Researchers often collect hundreds of samples from a single monkey, whose tissues can be frozen for years and studied for a long time. Scientists say they use each animal the most, but monkeys infected with Kovid-19 cannot be returned to live among other healthy animals and must eventually be given euthanasia.
In January, Shen Weiguo, general manager of Shanghai Technology Venture Capital Group, told local legislators that according to a state news media report, the city had three large biomedical companies with 2,750 research monkeys last year. Mr. Shen said that this decrease is expected to increase by 15 percent annually over the next five years.
Hubei Topgen Biotechnology raises monkeys for their own research and export. The United States was previously its top export destination, but the company does not currently have enough animals to conduct its own experiments, said Yan Shuo, a sales manager.
“Now, it’s not even a matter of money,” Mr. Yan said. “We don’t even have monkeys to sell abroad.”
The United States maintains seven national primate research centers, where animals, when not undergoing research, live in colonies with outlying areas and enrichment activities. The facilities are affiliated with research universities and funded by the National Institutes of Health. Animal rights activists have long accused the centers of abuse, including separating infants from their mothers.
Matthew R., president of the National Association for Biomedical Research. Bailey said he was preparing to lift the monkey shortage with the Biden administration. He said China’s decision to stop exports at the start of the epidemic was a “potential emergency step”, but suggested that exports given to China should resume, which are now known to have spread to the virus.
China’s foreign ministry said the ban was not targeted at specific species or countries.

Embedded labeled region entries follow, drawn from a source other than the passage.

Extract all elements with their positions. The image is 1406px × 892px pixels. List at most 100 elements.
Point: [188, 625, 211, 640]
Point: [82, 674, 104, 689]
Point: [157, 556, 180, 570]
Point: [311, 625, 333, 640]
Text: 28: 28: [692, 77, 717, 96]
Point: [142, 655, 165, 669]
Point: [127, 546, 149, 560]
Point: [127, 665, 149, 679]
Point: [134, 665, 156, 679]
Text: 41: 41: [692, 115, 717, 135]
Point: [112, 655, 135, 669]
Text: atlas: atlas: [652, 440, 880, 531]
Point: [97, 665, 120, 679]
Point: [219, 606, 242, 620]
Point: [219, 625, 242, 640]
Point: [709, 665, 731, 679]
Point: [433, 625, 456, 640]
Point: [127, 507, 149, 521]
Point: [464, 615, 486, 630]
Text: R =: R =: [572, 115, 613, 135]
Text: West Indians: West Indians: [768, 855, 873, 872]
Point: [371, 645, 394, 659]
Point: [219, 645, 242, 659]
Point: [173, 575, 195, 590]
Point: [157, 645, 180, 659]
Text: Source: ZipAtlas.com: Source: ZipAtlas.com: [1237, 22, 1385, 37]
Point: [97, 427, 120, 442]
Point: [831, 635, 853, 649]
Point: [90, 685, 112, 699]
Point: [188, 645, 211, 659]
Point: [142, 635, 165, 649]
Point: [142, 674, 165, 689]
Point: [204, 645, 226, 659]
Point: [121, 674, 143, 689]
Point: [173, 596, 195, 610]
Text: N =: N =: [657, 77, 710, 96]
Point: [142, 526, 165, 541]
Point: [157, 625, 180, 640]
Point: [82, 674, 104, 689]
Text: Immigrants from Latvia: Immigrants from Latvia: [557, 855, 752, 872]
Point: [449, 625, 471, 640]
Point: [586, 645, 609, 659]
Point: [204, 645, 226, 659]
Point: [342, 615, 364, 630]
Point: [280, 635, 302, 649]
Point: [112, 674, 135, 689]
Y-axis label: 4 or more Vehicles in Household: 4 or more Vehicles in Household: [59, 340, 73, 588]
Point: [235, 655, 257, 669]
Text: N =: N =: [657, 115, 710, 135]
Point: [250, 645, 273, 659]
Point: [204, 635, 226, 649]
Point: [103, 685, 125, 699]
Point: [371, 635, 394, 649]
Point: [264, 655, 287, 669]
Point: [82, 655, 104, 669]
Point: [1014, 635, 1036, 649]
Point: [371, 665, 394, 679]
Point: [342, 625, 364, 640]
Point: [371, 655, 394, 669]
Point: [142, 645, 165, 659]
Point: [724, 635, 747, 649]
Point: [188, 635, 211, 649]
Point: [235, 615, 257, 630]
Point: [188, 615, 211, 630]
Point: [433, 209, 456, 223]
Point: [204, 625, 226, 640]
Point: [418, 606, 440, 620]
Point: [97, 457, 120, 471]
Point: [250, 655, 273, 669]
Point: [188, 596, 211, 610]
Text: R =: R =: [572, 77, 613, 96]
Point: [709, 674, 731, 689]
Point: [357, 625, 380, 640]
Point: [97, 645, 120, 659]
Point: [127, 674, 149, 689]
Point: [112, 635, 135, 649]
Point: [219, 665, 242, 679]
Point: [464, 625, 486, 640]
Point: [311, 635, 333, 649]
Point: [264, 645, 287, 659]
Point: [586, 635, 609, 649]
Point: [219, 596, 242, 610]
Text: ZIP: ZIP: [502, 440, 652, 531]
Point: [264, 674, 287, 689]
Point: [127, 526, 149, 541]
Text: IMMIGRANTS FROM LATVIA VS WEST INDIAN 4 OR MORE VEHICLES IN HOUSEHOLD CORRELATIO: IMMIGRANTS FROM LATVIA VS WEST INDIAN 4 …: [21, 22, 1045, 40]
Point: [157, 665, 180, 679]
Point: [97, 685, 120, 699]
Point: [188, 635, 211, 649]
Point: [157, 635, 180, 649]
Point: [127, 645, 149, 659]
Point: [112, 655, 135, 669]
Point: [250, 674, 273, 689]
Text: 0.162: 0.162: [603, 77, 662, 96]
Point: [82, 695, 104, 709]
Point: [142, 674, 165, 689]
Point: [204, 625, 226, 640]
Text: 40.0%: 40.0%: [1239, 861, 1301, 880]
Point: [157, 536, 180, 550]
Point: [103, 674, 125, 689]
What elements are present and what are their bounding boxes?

“Once the international situation improves and the import and export conditions are met, “the ministry said in a statement,” China will actively consider resuming import and export approvals and other related actions. “
Experts said that the United States had to bear some responsibility for not doing enough research monkeys.

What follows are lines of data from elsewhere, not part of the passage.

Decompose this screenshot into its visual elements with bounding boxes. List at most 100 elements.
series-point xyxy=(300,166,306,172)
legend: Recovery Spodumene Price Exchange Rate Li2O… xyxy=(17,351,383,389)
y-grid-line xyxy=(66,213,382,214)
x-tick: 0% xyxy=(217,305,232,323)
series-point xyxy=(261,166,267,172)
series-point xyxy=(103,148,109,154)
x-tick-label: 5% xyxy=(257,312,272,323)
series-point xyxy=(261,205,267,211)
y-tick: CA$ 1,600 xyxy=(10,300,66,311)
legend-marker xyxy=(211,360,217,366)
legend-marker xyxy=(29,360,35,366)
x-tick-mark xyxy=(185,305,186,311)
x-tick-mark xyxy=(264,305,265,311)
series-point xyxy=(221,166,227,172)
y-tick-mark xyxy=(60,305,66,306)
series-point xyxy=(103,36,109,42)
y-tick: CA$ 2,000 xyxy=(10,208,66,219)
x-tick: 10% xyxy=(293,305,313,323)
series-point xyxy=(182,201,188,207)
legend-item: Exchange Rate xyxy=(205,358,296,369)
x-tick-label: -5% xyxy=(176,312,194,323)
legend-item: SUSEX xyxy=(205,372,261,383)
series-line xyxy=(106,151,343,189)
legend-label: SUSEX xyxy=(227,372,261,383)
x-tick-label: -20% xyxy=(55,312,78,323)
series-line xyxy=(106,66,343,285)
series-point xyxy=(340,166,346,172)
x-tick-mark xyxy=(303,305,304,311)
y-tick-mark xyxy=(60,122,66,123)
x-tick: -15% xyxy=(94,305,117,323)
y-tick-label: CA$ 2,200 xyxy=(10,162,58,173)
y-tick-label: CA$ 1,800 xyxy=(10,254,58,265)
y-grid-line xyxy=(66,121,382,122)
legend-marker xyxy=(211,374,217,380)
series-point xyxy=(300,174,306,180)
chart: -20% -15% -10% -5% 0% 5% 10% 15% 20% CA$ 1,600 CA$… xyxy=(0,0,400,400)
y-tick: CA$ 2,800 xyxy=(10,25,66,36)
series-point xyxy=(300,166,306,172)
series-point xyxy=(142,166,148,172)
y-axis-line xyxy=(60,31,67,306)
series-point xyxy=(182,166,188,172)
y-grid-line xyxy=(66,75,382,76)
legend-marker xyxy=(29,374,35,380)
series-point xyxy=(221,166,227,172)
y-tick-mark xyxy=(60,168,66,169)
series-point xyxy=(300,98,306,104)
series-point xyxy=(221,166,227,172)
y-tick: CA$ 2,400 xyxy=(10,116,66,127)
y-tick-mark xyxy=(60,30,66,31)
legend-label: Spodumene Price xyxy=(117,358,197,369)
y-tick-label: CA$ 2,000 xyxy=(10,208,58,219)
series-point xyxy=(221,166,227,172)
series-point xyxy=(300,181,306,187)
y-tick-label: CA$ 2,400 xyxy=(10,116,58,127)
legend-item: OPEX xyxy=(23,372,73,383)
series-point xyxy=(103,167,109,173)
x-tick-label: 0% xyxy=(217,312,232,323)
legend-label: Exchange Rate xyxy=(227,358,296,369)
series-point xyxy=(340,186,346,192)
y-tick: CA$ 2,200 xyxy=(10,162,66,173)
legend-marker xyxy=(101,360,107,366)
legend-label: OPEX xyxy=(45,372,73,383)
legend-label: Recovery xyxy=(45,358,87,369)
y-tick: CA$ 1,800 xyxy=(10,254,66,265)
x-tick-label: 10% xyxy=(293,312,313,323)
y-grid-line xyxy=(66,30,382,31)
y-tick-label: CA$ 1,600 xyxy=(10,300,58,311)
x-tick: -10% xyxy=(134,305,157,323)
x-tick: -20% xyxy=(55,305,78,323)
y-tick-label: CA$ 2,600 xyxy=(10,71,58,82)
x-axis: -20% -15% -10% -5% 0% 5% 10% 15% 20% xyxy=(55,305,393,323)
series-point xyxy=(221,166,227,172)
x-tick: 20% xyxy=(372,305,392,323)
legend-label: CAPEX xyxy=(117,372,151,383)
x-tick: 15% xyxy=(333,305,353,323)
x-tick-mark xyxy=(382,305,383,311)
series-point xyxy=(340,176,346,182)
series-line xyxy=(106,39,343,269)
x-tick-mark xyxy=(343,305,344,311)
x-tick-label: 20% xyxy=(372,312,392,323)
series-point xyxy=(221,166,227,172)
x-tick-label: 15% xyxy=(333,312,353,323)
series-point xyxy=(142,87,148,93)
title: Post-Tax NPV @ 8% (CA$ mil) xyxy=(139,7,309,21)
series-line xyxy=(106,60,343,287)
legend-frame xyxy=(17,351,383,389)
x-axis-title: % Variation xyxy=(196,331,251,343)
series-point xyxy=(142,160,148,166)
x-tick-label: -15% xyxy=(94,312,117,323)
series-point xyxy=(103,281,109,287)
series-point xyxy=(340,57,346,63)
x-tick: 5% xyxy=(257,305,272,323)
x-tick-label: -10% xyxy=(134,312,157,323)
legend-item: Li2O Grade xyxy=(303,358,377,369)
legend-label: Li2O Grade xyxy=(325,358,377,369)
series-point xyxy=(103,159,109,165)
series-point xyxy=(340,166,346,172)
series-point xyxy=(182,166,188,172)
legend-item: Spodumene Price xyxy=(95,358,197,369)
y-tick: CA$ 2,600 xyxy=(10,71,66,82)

Budgets for national intimate centers have either remained flat or fallen for over a decade. Koen Van Rompe, an infectious disease specialist at the California National Primate Research Center, said the federal government asked the center to expand its reproductive colonies about 10 years ago, but it did not increase funding, so it allowed its colony to instead Reduced.

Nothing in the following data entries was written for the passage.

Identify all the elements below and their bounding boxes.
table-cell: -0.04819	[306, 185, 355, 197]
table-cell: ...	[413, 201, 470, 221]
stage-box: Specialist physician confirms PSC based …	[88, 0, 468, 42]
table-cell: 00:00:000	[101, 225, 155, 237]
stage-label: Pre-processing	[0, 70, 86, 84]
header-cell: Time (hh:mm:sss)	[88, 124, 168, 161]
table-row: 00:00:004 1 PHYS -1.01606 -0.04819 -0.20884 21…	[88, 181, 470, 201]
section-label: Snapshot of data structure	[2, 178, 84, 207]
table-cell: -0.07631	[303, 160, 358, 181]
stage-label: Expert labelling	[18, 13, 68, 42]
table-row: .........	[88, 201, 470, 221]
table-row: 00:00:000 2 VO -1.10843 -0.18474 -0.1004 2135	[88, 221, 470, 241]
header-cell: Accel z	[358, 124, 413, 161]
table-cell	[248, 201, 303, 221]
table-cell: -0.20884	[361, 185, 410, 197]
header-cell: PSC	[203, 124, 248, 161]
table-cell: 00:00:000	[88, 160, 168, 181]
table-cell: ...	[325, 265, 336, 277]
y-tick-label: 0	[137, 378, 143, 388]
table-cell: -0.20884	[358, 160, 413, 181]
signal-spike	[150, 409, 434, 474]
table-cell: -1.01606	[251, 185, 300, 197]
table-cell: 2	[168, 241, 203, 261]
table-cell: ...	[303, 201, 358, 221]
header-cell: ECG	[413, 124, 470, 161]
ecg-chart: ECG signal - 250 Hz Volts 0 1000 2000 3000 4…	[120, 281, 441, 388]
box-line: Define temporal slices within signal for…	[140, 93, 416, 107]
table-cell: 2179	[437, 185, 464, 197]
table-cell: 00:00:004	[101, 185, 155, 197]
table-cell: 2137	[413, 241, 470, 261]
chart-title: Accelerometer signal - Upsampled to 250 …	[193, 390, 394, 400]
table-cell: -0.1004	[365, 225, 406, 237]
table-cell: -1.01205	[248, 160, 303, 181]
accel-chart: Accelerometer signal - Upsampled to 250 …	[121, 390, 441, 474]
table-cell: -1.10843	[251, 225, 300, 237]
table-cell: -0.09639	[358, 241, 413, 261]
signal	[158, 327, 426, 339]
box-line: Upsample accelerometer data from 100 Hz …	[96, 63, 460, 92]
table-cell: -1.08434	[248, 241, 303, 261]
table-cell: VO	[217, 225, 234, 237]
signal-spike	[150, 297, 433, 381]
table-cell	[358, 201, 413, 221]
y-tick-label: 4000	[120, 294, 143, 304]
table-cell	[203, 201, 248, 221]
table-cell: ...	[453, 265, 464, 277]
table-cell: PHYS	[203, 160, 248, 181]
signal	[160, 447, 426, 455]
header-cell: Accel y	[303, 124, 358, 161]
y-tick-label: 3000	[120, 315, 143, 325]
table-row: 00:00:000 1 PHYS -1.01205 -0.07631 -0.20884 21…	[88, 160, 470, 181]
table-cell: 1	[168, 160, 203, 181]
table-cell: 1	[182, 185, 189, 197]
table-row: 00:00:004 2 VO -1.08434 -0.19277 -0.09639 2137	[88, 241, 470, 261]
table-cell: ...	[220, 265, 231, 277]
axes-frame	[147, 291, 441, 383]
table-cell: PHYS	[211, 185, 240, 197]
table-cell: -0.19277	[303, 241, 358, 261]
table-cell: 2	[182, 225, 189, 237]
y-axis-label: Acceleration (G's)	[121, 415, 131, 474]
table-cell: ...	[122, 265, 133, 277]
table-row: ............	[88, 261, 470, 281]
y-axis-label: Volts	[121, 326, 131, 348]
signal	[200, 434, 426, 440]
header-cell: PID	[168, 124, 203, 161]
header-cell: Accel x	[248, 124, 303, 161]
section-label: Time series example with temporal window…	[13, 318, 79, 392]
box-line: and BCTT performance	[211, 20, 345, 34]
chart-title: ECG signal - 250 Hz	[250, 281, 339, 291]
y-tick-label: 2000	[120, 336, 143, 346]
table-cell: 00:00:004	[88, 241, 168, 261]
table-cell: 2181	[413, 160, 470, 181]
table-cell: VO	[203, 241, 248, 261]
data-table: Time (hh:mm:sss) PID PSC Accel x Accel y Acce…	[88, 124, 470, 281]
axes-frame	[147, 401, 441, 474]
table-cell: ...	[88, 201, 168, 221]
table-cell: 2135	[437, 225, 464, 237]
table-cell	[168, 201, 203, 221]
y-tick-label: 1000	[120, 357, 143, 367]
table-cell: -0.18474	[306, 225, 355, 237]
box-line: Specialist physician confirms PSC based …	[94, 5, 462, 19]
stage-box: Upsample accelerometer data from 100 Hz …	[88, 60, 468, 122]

“We did in many cases that we gave birth control to our women,” Dr. Van Rompe said. “So fewer children will be born in the spring.”
In a panel organized by the National Institutes of Health in December 2018, scientists discussed the challenges facing America’s key supplies. Jeffrey Roberts, Associate Director of the California National Primate Research Center, said, “If China decides to ban China, then we’ll be in trouble.” ”
According to a meeting report, “attendees agreed that domestically Cynomolgus macaas are required for reproduction and could jeopardize biomedical research in the United States.” “He stressed that it may already be too late to meet this need but it will certainly be too late within a few months.”
Amber Wang And Elsie Chen Contributed to research.